Again, I understand the goal, and even like the idea of (ahem - PC voice) sorting the wheat from the chaff, so to speak, but I definitely think we're opening a can of worms that makes stamping a CR on the data format that much harder. It could either go relatively OK, or it could be highly contentious and cause us a slew of headaches from external parties. I honestly hope the former, but the latter scares me a bit.
Since the charter does not include actually defining DID methods and is only defining mandatory operations and since the data model is driven from the usecases that the WG derives it seems out of place and potentially limiting the usage and deployment of DIDs by specifying a “rubric” as URLs (RFC 3986) have no rubrics attached to them neither should these identifiers as they are just identifiers. Suggest that “rubrics” creation be removed from the charter and if there is interest in doing this it be done outside the W3C DID WG (i.e. Decentralized Identity Foundation) and let the usecase drive and not limit how these identifiers will be used.
This deliverable does not foster transparency or inclusivity that anyone can use this identifier per their usecase.
REMOVE the following from the charter: “Recommend a rubric of decentralized characteristics for DID Method specifications.

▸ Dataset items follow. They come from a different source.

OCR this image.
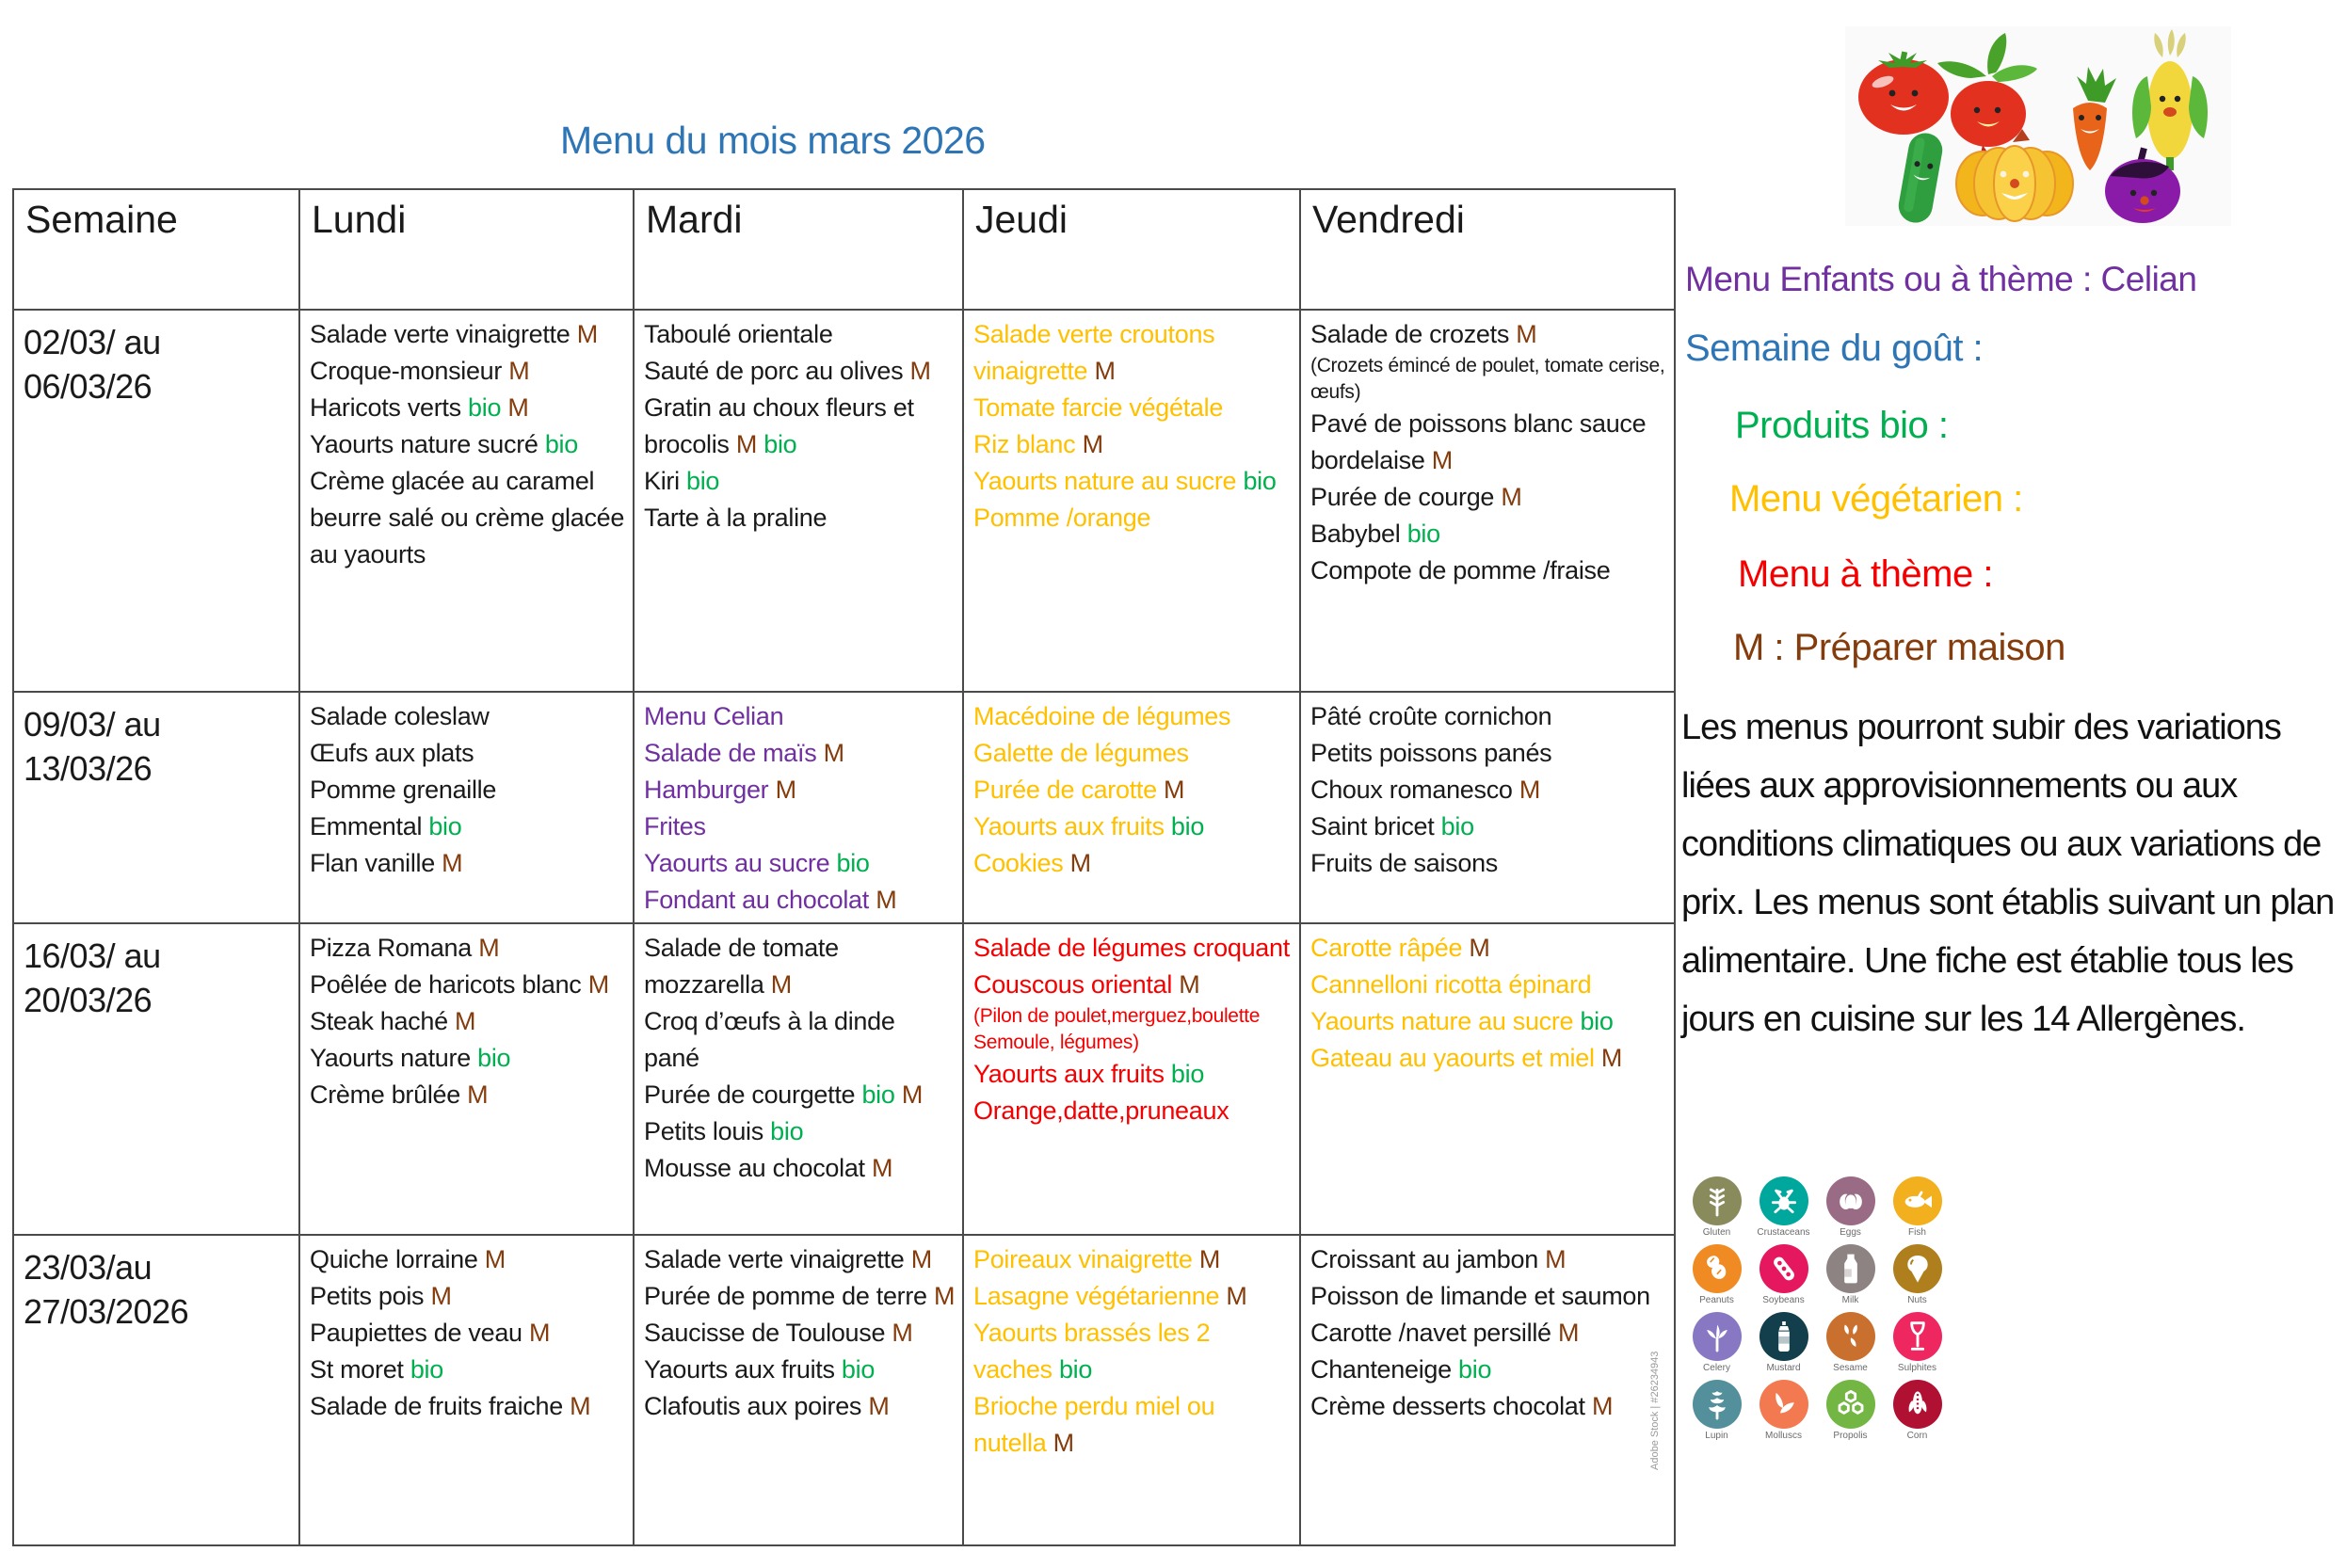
Menu du mois mars 2026
Semaine	Lundi	Mardi	Jeudi	Vendredi
02/03/ au 06/03/26	
Salade verte vinaigrette M
Croque-monsieur M
Haricots verts bio M
Yaourts nature sucré bio
Crème glacée au caramel beurre salé ou crème glacée au yaourts

Taboulé orientale
Sauté de porc au olives M
Gratin au choux fleurs et brocolis M bio
Kiri bio
Tarte à la praline

Salade verte croutons vinaigrette M
Tomate farcie végétale
Riz blanc M
Yaourts nature au sucre bio
Pomme /orange

Salade de crozets M
(Crozets émincé de poulet, tomate cerise, œufs)
Pavé de poissons blanc sauce bordelaise M
Purée de courge M
Babybel bio
Compote de pomme /fraise

09/03/ au 13/03/26	
Salade coleslaw
Œufs aux plats
Pomme grenaille
Emmental bio
Flan vanille M

Menu Celian
Salade de maïs M
Hamburger M
Frites
Yaourts au sucre bio
Fondant au chocolat M

Macédoine de légumes
Galette de légumes
Purée de carotte M
Yaourts aux fruits bio
Cookies M

Pâté croûte cornichon
Petits poissons panés
Choux romanesco M
Saint bricet bio
Fruits de saisons

16/03/ au 20/03/26	
Pizza Romana M
Poêlée de haricots blanc M
Steak haché M
Yaourts nature bio
Crème brûlée M

Salade de tomate mozzarella M
Croq d’œufs à la dinde pané
Purée de courgette bio M
Petits louis bio
Mousse au chocolat M

Salade de légumes croquant
Couscous oriental M
(Pilon de poulet,merguez,boulette Semoule, légumes)
Yaourts aux fruits bio
Orange,datte,pruneaux

Carotte râpée M
Cannelloni ricotta épinard
Yaourts nature au sucre bio
Gateau au yaourts et miel M

23/03/au 27/03/2026	
Quiche lorraine M
Petits pois M
Paupiettes de veau M
St moret bio
Salade de fruits fraiche M

Salade verte vinaigrette M
Purée de pomme de terre M
Saucisse de Toulouse M
Yaourts aux fruits bio
Clafoutis aux poires M

Poireaux vinaigrette M
Lasagne végétarienne M
Yaourts brassés les 2 vaches bio
Brioche perdu miel ou nutella M

Croissant au jambon M
Poisson de limande et saumon
Carotte /navet persillé M
Chanteneige bio
Crème desserts chocolat M
Menu Enfants ou à thème : Celian
Semaine du goût :
Produits bio :
Menu végétarien :
Menu à thème :
M : Préparer maison
Les menus pourront subir des variations liées aux approvisionnements ou aux conditions climatiques ou aux variations de prix. Les menus sont établis suivant un plan alimentaire. Une fiche est établie tous les jours en cuisine sur les 14 Allergènes.
Gluten	Crustaceans	Eggs	Fish
Peanuts	Soybeans	Milk	Nuts
Celery	Mustard	Sesame	Sulphites
Lupin	Molluscs	Propolis	Corn
Adobe Stock | #26234943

This allows the DID Method specifications to self-certify, or independent third parties to evaluate, the DID Method specification's level of adherence to principles of decentralization.
“Decentralized Characteristics Rubric v1.0 The Working Group will develop a rubric of decentralized characteristics for DID Method specifications. This rubric will provide reference points according to which a DID Method specification may self-certify, or an independent third party may evaluate, the DID Method specification's level of adherence to principles of decentralization.”